The NYPD should regularly publish statistics that include locations of arrests for all types of crime, says a Manhattan lawmaker, arguing that the numbers will show “overpolicing” in some neighborhoods throughout New York City.
Councilman Ben Kallos plans to introduce a bill requiring the NYPD to include all crimes in its weekly updates of the CompStat website, which currently maps the “seven major” crimes like murder and rape, along with a handful of other types of illegality.
“Whether it is the ongoing war on drugs only happening in certain communities or just other types of overpolicing, it would be helpful for folks to see that on a map and be able to see that happening in real time,” the Upper East Side Democrat told the Daily News on Wednesday.
CompStat was launched in 1994 to help officers take a data-driven approach to law enforcement. Since then, it has undergone several changes, including the addition of shooting stats.

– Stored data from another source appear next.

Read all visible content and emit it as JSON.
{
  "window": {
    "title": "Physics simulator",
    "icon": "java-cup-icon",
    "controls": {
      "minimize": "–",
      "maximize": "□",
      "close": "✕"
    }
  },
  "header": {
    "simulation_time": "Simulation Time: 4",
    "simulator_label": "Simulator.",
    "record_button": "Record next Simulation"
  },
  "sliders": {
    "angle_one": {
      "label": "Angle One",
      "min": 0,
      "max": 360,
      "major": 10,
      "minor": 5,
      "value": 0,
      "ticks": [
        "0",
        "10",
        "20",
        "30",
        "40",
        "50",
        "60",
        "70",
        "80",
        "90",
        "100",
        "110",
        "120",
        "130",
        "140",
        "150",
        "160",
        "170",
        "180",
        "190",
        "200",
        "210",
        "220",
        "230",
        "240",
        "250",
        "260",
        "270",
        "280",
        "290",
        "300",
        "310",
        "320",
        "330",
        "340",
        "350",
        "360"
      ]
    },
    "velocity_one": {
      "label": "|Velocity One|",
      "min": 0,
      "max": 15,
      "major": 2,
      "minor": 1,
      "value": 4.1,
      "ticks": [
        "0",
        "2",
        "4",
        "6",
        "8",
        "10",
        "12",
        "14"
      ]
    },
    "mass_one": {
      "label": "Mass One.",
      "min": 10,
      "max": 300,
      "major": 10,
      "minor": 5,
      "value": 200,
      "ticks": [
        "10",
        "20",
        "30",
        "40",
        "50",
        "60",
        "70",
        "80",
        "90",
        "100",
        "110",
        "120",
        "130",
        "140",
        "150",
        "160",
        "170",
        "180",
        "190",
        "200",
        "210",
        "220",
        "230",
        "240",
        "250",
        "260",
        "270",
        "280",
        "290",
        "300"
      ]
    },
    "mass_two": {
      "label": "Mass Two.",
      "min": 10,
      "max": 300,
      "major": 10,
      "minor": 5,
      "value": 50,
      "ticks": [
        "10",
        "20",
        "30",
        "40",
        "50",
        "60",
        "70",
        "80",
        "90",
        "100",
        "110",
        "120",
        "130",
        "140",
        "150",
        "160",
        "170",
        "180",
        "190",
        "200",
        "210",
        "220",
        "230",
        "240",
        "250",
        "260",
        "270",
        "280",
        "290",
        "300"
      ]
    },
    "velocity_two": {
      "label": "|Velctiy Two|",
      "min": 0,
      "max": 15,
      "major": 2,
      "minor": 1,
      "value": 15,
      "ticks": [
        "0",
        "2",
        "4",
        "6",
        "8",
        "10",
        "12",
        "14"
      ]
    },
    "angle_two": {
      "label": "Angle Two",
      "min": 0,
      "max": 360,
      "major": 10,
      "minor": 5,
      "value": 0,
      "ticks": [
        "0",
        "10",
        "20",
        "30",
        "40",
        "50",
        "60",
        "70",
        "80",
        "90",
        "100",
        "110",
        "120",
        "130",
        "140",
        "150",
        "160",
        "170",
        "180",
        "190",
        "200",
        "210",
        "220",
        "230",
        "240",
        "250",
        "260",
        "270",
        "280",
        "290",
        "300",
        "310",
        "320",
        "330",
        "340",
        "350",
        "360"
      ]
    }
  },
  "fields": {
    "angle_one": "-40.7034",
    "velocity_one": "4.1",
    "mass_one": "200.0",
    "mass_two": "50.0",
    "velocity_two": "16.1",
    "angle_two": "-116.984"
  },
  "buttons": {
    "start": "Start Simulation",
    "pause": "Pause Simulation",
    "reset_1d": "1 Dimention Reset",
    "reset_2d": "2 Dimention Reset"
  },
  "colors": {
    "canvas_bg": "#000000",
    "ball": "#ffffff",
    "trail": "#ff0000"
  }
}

The NYPD was found to disproportionately use “stop-and-frisk” searches on people of color in 2013. Since then, the police have continued to come under criticism for allegedly targeting minorities, with people of color accounting for about four out of five summonses doled out for violating social-distancing rules last spring.
Kallos believes comprehensive data could show other examples of bias in policing.
“It would be helpful to know how our police are spending their time,” he said, emphasizing that his proposal would show “what type of summonses they’re writing, where and when and why.”